According to wikipedia, Cocktail-sort has an average performance of $O(n^2)$, whereas Comb-sort's average performance is $Ω(n^2/2^p)$, where $p$ is the number of increments.
There's no explanation given for this substantial difference between two similar algorithms, both variants of Bubble-sort. Can anyone help explain it?
Sorting is all about removing inversions.
Combsort is much faster than cock-tail sort because it does more "long range" comparisons and exchanges; exchanging two out-of-order elements that are far apart will (on average) remove (a lot more) more inversions than exchanging two that are close together.
As for the formula you quote... well, Wikipedia's wrong. Combsort isn't that much faster. The formula you quote is a (very) weak lower bound on the average number of comparisons (try substituting p=2.log2(n) into the formula.
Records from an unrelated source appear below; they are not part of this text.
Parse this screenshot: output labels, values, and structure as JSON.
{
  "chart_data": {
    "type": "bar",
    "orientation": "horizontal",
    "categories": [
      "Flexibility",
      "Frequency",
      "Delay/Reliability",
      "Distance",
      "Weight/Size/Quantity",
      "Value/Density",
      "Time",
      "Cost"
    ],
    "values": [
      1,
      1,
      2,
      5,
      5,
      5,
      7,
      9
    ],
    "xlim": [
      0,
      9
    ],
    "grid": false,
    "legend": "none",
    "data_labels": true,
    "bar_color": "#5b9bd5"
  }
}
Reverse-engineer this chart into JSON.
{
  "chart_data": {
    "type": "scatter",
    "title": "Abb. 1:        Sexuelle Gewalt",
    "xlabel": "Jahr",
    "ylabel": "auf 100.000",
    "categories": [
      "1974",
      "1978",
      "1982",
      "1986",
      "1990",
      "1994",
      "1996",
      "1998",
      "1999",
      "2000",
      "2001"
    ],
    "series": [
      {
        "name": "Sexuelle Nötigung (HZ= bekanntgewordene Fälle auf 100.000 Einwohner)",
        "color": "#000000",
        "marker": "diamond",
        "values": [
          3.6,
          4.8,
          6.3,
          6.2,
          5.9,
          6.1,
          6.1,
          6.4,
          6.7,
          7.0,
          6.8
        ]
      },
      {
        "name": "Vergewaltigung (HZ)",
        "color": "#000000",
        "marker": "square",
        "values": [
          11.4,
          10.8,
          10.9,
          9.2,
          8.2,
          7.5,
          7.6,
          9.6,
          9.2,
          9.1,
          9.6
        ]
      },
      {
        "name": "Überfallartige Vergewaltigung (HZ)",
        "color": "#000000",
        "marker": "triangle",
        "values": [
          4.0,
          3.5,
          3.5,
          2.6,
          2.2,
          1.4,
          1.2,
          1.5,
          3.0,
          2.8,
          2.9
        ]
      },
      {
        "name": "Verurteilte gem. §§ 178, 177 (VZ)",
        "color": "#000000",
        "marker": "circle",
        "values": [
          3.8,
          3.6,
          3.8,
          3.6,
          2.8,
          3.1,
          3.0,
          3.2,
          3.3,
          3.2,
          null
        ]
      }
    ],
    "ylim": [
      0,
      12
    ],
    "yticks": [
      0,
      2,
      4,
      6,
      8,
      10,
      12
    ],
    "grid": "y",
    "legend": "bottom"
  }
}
Combsort can't possibly require only O(1) comparisons to perform the whole sort because... it's obviously had to do about pn, before the insertion sort phase, at the end of the sort, even begins).
[I think that formula has been (mis)quoted on the Wikipedia Combsort page since something like 2008, and I don't think anyone bothered to point out, even on Wikipedia's Combsort talk page, that the paper being referenced gave it as a formula, only for a lower bound, before June 2013.]
In practice, unless you are sorting billions of records, if you use increments that are relatively prime and have a growth ratio of 1.25 or so, Combsort will require (on average) about 3*log2(n)*n comparisons (and will generally run somewhere between 2 and 3 times slower than a quicksort or a mergesort, if you are sorting, say, integers).
You are unlikely to run into Combsort's (quadratic) worst case unless you deliberately engineer an input that will cause it.